When Scotland secured qualification for their first ever major tournament at UEFA Women's Euro 2017, after several near misses, 36-year-old veteran Dieke announced that she would be retiring from international football afterwards. She played in all three games as Scotland made a limp group stage exit, then confirmed her decision to retire the following month.

==Coaching career==
Dieke began coaching youth club soccer in the United States from 2000 to 2007. She was named varsity coach for Palmer Trinity School in 2019.

Dieke was a coach at Elite Clubs National League (ECNL) youth club FC Prime of Sunrise, Florida, from 2020 to 2022. In a Washington Post report published in November 2022, Dieke alleged that she had experienced sexist behavior from club staff and match officials, and suggested that the ECNL's exclusion of women from leadership roles was "a systemic problem". She derisively compared her tenure to Nigerian politics, which she experienced through her mother's campaigning for office in Nigeria.
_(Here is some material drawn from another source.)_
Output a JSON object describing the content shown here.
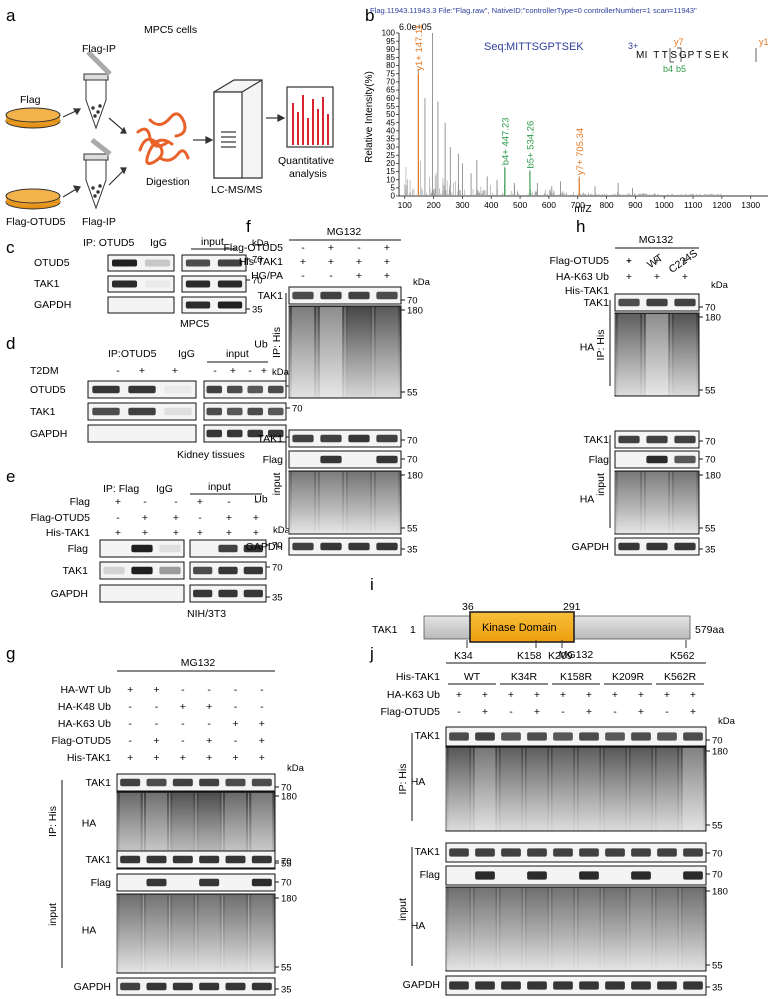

The ECNL and several of the clubs named in the report responded by denying the allegations or dismissing the complaints, and the league's chief operating officer Jennifer Winnagle stated that more than half of the league's front office staff was female.

On April 15, 2022, Dieke was named Miami-Dade County girls' soccer coach of the year for classes 4A-2A, recognizing her work managing the Palmer Trinity School Falcons to the county's only regional playoff wins in its classification.

In May 2022, United States Youth Soccer Association club Miami Rush Kendall SC announced Dieke as a U19 girls coach.

==Playing style==
Team GB coach Hope Powell said of Dieke: "Ife's a great defender one-v-one. She probably prefers a centre-half role but can play anywhere along the back." Writing in The Herald in 2017, sports journalist Alan Campbell described Dieke as: "[a] quick and tactically astute central defender".

==Personal life==
Dieke is often referred to by the hypocorism "Ife" (or "Iffy"). She can speak the Igbo language.